My story pitches to my editor go something like this:
ME: So, I thought I’d do this police chief on an island in Maine, okay? And he’s on the beach and he finds this beautiful naked woman who’s been attacked.
EDITOR: You want to write another romantic suspense.
ME: Um…No. Not exactly. I was thinking maybe the woman—the victim, you know?—I was wondering what would happen if she weren’t human.
EDITOR: Okay. What is she?
ME: Well, there are these Celtic folk legends about the selkie…
EDITOR: The what?
ME: Immortal beings who take the form of seals in the sea and take off their pelts to come ashore as beautiful naked men and women.
EDITOR: Naked is good.
ME: Yeah. So anyway, I thought maybe the heroine—Margred—would be selkie.
EDITOR: Your heroine is a seal.
ME: Well. Sort of. Except she comes ashore as a human for sex.
EDITOR: Sex is good.
ME: Usually.
EDITOR: So where does she live when she’s not on shore?
ME: I’m not sure.
EDITOR: Who attacked her?
ME: I don’t know yet. But I think it may be another elemental who wants to pin the blame on humankind.
EDITOR: Go for it.
Every detail, every plot twist, every complication after that, is driven by the characters and their situations.
I do try to incorporate as much original source material as I can.
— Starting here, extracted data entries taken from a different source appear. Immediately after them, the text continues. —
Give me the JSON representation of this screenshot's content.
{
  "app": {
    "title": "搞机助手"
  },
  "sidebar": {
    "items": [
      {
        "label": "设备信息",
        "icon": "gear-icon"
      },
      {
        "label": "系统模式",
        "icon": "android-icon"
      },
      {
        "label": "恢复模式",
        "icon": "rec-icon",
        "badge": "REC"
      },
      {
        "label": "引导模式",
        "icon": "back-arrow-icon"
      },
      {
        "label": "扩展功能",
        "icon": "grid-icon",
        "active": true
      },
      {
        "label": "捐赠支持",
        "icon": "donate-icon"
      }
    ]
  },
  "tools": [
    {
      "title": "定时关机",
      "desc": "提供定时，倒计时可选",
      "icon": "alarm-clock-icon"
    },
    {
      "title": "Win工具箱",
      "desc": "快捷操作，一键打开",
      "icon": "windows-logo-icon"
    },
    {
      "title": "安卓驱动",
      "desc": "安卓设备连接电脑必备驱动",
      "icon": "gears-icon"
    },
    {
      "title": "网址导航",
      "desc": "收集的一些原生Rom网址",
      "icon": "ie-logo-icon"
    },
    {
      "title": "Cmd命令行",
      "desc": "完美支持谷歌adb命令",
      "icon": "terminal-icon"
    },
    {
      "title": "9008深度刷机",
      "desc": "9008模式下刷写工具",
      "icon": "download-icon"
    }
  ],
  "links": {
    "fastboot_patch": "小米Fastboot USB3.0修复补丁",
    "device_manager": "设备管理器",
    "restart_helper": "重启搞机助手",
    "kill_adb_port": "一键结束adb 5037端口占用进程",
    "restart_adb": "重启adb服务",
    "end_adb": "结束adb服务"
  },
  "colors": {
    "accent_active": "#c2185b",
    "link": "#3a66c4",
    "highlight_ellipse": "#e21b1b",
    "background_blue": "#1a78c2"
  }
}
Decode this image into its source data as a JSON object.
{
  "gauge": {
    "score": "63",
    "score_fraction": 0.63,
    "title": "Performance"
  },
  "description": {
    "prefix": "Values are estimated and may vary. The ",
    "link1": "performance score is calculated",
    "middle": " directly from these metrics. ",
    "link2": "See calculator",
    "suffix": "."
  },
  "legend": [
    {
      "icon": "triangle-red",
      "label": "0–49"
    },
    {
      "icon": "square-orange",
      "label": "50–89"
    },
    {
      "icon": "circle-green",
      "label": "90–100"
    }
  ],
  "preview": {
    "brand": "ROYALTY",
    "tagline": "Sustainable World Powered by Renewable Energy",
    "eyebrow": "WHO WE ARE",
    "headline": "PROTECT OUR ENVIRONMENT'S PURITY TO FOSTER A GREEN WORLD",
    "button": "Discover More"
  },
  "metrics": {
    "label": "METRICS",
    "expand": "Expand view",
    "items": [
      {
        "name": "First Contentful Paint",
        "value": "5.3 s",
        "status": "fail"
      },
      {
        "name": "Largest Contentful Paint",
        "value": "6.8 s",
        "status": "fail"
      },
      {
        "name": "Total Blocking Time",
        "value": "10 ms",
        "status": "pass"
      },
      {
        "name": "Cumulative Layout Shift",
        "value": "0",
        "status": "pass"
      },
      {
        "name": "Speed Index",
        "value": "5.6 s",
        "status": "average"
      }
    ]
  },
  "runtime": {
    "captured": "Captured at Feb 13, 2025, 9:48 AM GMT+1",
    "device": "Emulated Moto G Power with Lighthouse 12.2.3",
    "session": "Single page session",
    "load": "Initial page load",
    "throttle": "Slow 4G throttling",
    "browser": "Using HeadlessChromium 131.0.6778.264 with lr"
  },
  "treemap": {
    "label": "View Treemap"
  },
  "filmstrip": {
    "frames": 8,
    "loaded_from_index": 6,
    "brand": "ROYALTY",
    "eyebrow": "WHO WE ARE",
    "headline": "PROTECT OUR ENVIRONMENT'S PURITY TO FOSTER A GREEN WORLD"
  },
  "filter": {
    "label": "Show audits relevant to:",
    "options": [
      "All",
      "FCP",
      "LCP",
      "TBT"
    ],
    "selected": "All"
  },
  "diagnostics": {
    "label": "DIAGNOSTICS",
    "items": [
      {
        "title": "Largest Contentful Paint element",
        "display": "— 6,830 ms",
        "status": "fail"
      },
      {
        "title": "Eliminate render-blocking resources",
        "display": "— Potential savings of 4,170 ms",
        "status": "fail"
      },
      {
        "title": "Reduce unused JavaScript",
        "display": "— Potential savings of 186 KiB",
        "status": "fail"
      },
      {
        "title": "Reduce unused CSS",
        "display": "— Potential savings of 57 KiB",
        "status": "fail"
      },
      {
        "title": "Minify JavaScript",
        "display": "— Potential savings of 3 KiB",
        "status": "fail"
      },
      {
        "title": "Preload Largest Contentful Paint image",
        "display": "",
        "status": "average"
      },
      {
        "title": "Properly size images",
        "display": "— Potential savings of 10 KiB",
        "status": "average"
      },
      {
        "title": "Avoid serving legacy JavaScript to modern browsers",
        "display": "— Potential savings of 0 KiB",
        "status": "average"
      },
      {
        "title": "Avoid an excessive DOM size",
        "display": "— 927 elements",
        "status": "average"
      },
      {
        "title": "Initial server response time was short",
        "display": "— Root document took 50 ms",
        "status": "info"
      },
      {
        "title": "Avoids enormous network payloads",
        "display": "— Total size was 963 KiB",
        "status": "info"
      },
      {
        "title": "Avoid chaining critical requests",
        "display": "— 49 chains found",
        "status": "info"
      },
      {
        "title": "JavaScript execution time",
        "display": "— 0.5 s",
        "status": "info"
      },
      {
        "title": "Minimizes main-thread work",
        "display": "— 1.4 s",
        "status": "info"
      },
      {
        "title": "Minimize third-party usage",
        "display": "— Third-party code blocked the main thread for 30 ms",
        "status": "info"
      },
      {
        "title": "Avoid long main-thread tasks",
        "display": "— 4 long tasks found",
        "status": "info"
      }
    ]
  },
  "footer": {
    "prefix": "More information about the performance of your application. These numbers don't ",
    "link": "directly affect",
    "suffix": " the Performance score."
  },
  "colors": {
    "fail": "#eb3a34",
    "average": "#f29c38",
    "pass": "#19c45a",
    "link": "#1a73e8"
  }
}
In Children of the Sea, I used the Orkney ballads of the selkie
http://www.orkneyjar.com/folklore/selkiefolk/sulesk.htm(“I am a man upon the land; I am a selchie on the sea”)
and structured the trilogy around an old sea shanty, “The Keeper of the Eddystone Light.”
http://home.comcast.net/~debee2/NNNS/Eddystone.html(“of this union there came three…”)
Obviously, since all the details grow organically out of a basic premise—and then I’m stuck with them later on!--I try to keep things simple. As the characters and the series go on, however, new layers, new complications, and new dangers develop. And I wouldn’t have it any other way! In Sea Lord (May 2009), the underlying reason for the attack in Sea Witch (July 2008) is revealed. Who knew? And the prophecy in Sea Fever (August 2008) has a new and devastating twist.
I hope readers enjoy discovering the world of the children of the sea along with me.